A controversial Downing Street adviser has accused Business
Secretary Vince Cable of being a socialist who "appears to do very
little to support business".

Venture capitalist Adrian Beecroft, who wrote a report for No 10 calling for proposals making it easier to fire workers, said the Liberal Democrat's objections to his plans were "ideological not economic".

"I think he is a socialist who found a home in the Lib Dems, so he's one of the left," he told the Daily Telegraph.

"I think people find it very odd that he's in charge of business and yet appears to do very little to support business."

Mr Beecroft also attacked Deputy Prime Minister Nick Clegg for "always threatening to go nuclear" when he does not get his way.

The successful entrepreneur's report to Downing Street on employment laws exposed deep tensions in the Coalition.

The "compensated no-fault dismissal" scheme is the most divisive proposal in a report, which was published ahead of schedule after being leaked.

Mr Cable dismissed the idea as "complete nonsense" but many Conservatives backed the plans.

Mr Beecroft said the Conservatives are being "hugely held back by the Lib Dems".

He added: "I think you could put together a bunch of suggestions out of the report, as a coherent programme, that would say, you know, we are tackling the issues that business has with employment law but the Lib Dems will have none of it.

"Nick Clegg is always threatening to go nuclear and dissolve the whole thing if he doesn't get his way with this, that and the other.

"Which you'd think actually must be a hollow threat... Therefore, why can't the Government be more robust? I don't know what the answer is. But it is disappointing."

Mr Beecroft claims the British economy will grow by 5% less than expected, around £50 billion if the Government fails make radical reforms to employment laws.
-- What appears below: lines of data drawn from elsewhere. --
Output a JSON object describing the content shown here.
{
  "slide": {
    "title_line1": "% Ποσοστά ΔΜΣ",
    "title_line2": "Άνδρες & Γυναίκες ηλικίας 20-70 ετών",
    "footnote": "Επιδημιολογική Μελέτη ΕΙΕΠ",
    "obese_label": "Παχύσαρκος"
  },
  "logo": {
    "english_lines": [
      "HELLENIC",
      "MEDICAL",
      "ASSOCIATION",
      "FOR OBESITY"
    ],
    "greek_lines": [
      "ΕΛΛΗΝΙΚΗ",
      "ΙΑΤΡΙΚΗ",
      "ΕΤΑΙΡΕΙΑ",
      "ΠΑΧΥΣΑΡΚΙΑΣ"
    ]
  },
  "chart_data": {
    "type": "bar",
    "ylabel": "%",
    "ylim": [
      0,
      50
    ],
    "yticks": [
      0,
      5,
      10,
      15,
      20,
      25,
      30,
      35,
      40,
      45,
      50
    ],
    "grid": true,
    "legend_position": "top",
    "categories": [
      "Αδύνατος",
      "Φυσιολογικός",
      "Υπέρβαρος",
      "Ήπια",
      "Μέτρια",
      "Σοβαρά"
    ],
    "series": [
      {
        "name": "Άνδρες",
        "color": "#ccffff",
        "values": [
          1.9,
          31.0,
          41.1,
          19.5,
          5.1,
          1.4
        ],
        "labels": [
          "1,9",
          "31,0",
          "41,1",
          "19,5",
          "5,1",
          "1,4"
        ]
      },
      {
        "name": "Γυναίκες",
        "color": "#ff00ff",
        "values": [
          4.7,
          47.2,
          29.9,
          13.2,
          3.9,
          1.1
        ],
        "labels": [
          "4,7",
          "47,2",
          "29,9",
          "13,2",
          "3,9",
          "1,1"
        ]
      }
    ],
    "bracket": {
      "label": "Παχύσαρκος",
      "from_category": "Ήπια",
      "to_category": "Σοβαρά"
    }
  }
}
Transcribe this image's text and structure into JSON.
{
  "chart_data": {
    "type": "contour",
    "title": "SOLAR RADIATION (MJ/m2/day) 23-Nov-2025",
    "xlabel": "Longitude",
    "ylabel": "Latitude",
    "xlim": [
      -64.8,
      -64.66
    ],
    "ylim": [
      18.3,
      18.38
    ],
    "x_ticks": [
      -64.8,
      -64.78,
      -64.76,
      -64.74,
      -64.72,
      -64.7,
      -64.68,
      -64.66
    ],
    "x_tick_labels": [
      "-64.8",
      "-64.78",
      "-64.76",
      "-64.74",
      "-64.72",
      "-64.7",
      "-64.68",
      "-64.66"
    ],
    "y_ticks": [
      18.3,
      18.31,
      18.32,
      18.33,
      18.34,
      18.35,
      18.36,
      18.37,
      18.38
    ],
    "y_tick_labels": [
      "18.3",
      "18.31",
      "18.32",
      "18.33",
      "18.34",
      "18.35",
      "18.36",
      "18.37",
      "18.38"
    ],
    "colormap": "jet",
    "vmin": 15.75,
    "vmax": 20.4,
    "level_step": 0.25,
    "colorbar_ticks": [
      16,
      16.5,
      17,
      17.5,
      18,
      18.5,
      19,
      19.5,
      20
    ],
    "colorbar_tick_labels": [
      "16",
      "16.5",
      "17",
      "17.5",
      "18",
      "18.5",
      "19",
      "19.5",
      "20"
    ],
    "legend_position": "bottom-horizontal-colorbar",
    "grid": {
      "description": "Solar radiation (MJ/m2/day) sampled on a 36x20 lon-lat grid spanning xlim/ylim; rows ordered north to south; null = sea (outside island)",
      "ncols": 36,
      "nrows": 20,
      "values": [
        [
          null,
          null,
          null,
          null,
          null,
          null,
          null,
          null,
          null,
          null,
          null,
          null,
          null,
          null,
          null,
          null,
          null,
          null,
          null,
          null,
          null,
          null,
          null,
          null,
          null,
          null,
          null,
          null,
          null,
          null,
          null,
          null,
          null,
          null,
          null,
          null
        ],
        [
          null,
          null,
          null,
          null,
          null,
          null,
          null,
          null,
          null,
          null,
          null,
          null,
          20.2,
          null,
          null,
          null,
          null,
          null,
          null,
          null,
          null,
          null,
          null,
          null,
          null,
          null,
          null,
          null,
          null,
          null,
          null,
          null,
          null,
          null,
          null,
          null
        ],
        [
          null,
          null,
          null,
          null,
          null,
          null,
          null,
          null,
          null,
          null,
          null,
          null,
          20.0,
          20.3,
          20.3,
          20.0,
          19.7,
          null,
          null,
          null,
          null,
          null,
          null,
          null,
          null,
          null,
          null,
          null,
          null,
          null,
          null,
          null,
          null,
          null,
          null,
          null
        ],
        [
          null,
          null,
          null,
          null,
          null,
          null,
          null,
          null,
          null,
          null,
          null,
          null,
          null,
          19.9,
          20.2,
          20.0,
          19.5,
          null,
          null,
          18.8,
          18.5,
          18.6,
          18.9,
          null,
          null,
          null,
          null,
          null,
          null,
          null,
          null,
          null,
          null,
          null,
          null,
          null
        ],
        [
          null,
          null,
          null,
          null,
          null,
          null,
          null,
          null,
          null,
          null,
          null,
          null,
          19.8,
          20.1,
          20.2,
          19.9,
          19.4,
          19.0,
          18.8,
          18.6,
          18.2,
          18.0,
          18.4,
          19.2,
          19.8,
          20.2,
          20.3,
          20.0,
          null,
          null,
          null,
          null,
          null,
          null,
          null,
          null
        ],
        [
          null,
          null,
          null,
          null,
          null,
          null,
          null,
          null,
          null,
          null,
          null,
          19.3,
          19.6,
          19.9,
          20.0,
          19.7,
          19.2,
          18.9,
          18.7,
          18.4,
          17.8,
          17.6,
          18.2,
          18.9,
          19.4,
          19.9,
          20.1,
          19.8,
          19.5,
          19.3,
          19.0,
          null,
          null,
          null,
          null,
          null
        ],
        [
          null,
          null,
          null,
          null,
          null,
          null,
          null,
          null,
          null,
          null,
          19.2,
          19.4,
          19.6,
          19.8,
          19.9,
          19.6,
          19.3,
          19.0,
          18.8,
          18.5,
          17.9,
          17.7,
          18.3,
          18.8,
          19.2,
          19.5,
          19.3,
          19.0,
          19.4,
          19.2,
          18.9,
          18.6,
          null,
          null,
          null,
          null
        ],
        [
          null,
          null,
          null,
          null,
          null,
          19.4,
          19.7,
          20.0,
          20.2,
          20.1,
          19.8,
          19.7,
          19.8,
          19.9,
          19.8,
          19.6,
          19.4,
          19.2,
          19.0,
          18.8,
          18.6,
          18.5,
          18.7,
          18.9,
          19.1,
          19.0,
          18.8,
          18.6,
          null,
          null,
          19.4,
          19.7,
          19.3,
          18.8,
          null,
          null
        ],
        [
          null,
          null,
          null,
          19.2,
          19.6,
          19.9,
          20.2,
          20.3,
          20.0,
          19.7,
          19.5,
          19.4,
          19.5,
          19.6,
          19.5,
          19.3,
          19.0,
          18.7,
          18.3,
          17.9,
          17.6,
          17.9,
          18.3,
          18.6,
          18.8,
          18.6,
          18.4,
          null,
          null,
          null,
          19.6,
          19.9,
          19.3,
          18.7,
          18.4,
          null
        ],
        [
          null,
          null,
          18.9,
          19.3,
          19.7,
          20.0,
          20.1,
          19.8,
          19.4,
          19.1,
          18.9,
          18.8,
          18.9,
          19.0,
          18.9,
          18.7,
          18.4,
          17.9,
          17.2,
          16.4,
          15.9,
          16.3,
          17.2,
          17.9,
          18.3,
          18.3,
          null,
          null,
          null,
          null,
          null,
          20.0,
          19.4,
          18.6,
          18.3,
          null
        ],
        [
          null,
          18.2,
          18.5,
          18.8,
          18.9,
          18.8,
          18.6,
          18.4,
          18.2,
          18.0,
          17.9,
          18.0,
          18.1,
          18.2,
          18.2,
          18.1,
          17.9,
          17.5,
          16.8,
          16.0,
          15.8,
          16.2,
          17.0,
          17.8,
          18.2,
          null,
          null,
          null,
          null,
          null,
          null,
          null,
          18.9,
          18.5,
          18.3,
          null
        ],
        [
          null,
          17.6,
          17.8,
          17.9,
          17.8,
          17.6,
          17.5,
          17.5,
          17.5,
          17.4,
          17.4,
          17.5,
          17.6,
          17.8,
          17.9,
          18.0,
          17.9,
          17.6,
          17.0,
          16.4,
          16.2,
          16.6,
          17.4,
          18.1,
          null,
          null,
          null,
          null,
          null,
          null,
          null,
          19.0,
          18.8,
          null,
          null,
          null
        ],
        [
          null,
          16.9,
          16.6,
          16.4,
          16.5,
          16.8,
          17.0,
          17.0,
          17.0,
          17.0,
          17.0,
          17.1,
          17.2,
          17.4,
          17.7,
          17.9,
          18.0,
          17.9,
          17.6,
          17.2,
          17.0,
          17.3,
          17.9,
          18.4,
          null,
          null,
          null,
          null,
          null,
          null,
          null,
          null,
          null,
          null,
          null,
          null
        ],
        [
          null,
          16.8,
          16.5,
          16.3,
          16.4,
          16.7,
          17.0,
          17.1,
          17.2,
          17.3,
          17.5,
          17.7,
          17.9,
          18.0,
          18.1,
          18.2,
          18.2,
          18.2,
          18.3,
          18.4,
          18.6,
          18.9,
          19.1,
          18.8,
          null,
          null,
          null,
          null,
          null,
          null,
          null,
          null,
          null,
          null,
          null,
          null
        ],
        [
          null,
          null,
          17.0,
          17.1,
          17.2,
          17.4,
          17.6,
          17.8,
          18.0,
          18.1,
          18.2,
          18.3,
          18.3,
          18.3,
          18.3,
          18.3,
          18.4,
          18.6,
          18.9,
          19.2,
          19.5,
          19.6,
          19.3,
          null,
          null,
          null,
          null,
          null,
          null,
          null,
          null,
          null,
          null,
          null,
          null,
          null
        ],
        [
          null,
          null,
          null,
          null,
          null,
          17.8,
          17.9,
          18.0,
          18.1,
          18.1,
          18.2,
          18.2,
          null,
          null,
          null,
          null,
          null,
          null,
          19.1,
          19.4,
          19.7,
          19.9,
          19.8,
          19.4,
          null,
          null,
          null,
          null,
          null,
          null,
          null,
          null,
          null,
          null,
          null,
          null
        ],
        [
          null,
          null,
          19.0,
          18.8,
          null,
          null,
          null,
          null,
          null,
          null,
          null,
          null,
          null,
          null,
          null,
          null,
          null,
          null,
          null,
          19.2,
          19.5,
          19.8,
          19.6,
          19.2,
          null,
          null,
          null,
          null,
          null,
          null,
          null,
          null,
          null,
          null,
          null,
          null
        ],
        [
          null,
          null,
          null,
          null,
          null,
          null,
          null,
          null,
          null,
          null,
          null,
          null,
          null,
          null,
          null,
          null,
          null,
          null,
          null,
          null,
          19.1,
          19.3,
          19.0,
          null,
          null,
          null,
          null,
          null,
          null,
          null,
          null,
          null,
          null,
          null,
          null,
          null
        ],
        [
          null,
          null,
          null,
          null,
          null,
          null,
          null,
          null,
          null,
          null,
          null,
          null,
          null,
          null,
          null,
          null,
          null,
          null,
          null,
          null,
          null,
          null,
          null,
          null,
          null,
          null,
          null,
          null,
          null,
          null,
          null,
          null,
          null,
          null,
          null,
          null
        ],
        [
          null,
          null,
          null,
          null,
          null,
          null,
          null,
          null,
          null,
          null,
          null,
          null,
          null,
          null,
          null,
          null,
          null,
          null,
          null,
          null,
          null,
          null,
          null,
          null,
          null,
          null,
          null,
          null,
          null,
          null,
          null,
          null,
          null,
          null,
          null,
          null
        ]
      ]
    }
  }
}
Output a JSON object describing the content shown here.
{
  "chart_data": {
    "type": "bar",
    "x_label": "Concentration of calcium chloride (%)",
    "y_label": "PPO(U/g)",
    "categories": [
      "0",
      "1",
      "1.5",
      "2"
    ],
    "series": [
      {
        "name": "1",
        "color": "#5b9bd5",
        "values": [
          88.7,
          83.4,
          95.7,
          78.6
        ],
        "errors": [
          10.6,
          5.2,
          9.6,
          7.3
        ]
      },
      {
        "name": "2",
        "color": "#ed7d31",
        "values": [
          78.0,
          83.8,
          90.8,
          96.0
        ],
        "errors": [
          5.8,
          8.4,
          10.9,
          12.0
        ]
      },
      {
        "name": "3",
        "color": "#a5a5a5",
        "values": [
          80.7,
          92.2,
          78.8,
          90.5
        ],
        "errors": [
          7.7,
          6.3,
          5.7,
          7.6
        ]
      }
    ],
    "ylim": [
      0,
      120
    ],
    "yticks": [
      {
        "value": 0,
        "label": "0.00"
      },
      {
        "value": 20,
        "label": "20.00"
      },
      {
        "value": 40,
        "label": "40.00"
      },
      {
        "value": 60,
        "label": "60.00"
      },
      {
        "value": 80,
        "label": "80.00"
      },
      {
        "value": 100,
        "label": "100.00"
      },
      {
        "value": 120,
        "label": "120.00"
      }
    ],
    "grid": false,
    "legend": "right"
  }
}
He said senior Conservatives were initially behind his radical plans.

"I'm talking about Steve Hilton, that group and they assured me that David Cameron wanted to do the whole thing. Whether that's right or not I'm not sure but that was the strong impression I got.

"I've been in meetings with Oliver Letwin and Ed Davey, where Oliver Letwin was all for and Ed Davey was totally against."

Mr Beecroft's report calls for compensation to be capped at £12,000 for employees removed under the scheme, which he claims will make it more acceptable to workers and unions and eliminate many employment tribunal cases for constructive dismissal.

Tory MPs have suggested that the move would encourage businesses to hire workers by removing concerns that they may not be able to afford to get rid of under-performing staff.

But Mr Clegg publicly condemned the proposals yesterday telling the Sutton Trust conference on social mobility: "I don't support them and I never have. I've not seen any evidence that creating industrial-scale insecurity amongst millions of workers is a way of securing new jobs.

"So far, there's just no evidence that in the highly flexible labour market that we have, comparatively speaking, for instilling greater insecurity and let's be blunt, fear, amongst workers, at a time of great economic anxiety as a way of fostering new employment."

Downing Street has made clear that David Cameron has not dismissed the proposal out of hand.

A spokeswoman said the Prime Minister was weighing up options for making it easier for businesses to employ people and achieve growth, but was not "wedded" to any particular solution.

The document was commissioned by the Business Department and submitted in October, but it has been kept under wraps amid reports of friction between Tory and Lib Dem ministers.